The house of Dior will sit out the next Paris couture catwalk season in July, even as Maison Margiela and Iris van Herpen return to the runways in the French capital, according to a provisional calendar released Monday.

The decision by Dior is not unexpected, since the house only announced the appointment of new creative director Jonathan Anderson for menswear, womenswear, and haute couture earlier on Monday. Anderson will, however, make his runway debut for Dior this month, with a menswear runway show on the afternoon of June 27.
Balenciaga will present the final collection by its departing creative director, Demna of Georgia, in July. His successor, Pierpaolo Piccioli, will stage his first show for Balenciaga during the Paris women’s ready-to-wear season this fall.
The next couture season will take place from Monday, July 7, to Thursday, July 10. It will kick off with a show by one of Paris’ most legendary houses, Schiaparelli, and climax with a show by Rami Al Ali, a critically admired Syrian-born couturier. Known for his fresh take on classical couture gowns, Al Ali has dressed many stars and celebrities, including Beyoncé, Jennifer Lopez, Amal Clooney, Helen Mirren, Naomi Campbell, and Sharon Stone.
All told, there are 25 couturiers listed on the haute couture calendar, including Chanel and Giorgio Armani, who will both stage two shows apiece. This will mark the last show staged by Chanel where no designer will take a bow, since the collection, like the last five presented by Chanel, will be designed by an in-house studio team. Chanel’s new creative director, Matthieu Blazy, will make his debut in October during the next women’s ready-to-wear season in Paris.

Though the season’s most keenly anticipated debut will be Glenn Martens, who succeeds John Galliano at Maison Margiela—a tricky act to follow, seeing as the UK designer’s January 2024 show under a bridge on the Seine was the single best couture show in Paris this decade.
The season will also welcome back French couturier Adeline André and two guest houses, ArdAzAei and Robert Wun, according to a new calendar released by the Fédération de la Haute Couture et de la Mode, French fashion’s governing body.
Separately, the Fédération noted that two Paris fashion houses will stage runway shows on the eve of couture: Celine at 2:30 p.m. and Patou at 5 p.m. on Sunday, July 6.

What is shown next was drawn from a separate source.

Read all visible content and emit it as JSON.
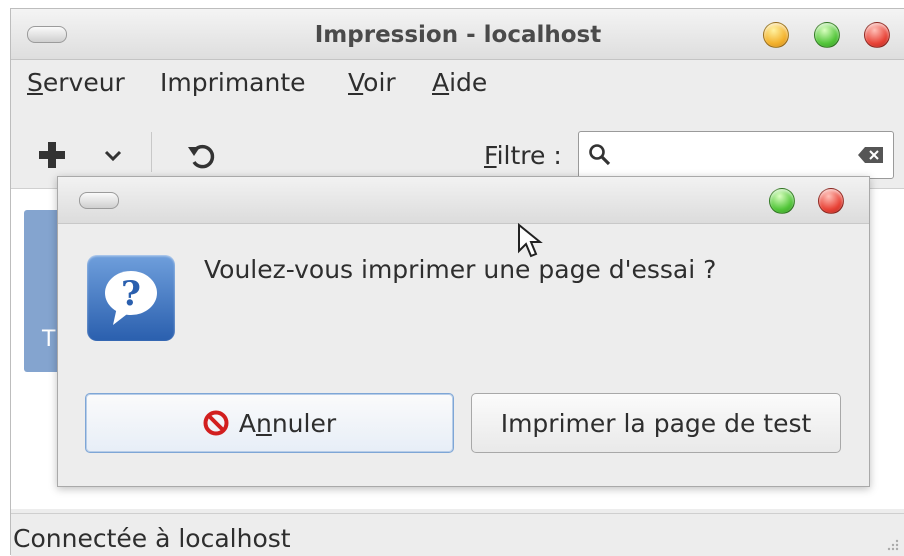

Despite the flurry of no-shows, studio-designed collections, and a clientele of fewer than 5,000 women, Paris haute couture remains the supreme example of creativity in fashion—the great laboratory de la mode. A busy week where the boulevards of the City of Light will be crammed with limousines ferrying the richest women in the world to the most reserved fashion shows on the planet.